The semiconductor integrated circuit (IC) industry has experienced rapid growth. In the course of IC evolution, functional density (i.e., the number of interconnected devices per chip area) has generally increased while geometry size (i.e., the smallest component or line that can be created using a fabrication process) has decreased. In the past few decades, the number of transistors per chip area has approximately doubled every two years. In the meantime, the pitch of metal interconnections between IC components (referred to as metal pitch) has also become approximately 30% smaller for matching the smaller sized transistors. Although multiple patterning lithography is theoretically capable of achieving this smaller metal pitch, cost increases and overlay issues between the successive exposures may be obstacles for mass production.
Extreme ultraviolet (EUV) lithography or other advanced lithography techniques may be used to achieve smaller metal pitch. Compared to other light sources commonly used for photolithography, EUV employs a shorter wavelength which can provide higher resolution and better critical dimension uniformity (CDU). EUV lithography may, for example, be used for patterning very small semiconductor technology nodes, such as 14-nm, and beyond. EUV lithography is very similar to optical lithography in that it needs a mask to print wafers, except that it employs light in the EUV region, e.g., at about 13.5 nm. At the wavelength of 13.5 nm, most materials are highly absorbing. Thus, reflective optics, rather than refractive optics, are commonly used in EUV lithography. EUV lithography may be cost effective by reducing the photomask usage from multiple patterning to single or double patterning.
EUV lithography may, for example, be used to pattern one dimensional (1D) and two dimensional (2D) metal connections. A one-dimensional metal connection process provides two metal layers for X-Y routing. That is, one layer includes parallel metal lines extending in a first direction (e.g., vertical lines), and another layer includes parallel metal lines extending in a second perpendicular direction (e.g., horizontal lines). The desired metal interconnections are then provided by adding inter-layer connections (e.g., metalized vias) at certain intersections of the perpendicular metal lines. The resulting metal connections are one-dimensional in the sense that each of the metal layers is patterned in only a single direction (e.g., horizontally or vertically). One-dimensional metal connections may be advantageous for certain applications because the process utilizes a simple pattern and provides a small cell area. However, the need for two metal layers may be undesirable in some applications.

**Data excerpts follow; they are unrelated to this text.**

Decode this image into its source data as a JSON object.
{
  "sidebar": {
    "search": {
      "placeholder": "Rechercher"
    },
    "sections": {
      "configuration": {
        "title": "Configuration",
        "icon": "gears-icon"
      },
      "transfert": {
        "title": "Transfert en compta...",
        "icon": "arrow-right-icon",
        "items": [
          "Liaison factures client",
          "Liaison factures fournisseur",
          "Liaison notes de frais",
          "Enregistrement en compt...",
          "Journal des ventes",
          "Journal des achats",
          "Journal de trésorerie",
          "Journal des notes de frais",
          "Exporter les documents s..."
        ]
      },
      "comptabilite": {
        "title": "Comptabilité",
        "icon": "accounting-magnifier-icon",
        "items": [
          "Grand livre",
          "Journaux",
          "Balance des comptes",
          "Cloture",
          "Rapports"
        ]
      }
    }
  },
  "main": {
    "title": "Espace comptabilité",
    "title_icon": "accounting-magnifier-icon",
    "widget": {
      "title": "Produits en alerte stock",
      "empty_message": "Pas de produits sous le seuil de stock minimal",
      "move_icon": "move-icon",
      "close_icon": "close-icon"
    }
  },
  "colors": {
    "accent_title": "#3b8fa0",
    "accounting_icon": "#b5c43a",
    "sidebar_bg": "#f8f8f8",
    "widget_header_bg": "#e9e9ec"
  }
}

A two-dimensional metal connection process provides X-Y routing on a single metal layer. That is, two-dimensional metal shapes are patterned on a single semiconductor layer using EUV or other advanced lithography photolithography techniques to provide the desired metal connections, for example using a double or triple patterning process. The use of two-dimensional metal shapes enables inter-layer connections (e.g., metalized vias) to be more easily placed at any desired location compared to a one-dimensional connection process. However, although this two-dimensional EUV metal connection process advantageously provides metal interconnections on a single semiconductor layer, each of the two-dimensional metal shapes needs to be patterned separately. As a result, there may be limitations on the achievable connector density, along with other potential disadvantages such as a large cell area and a large amount of required mask space.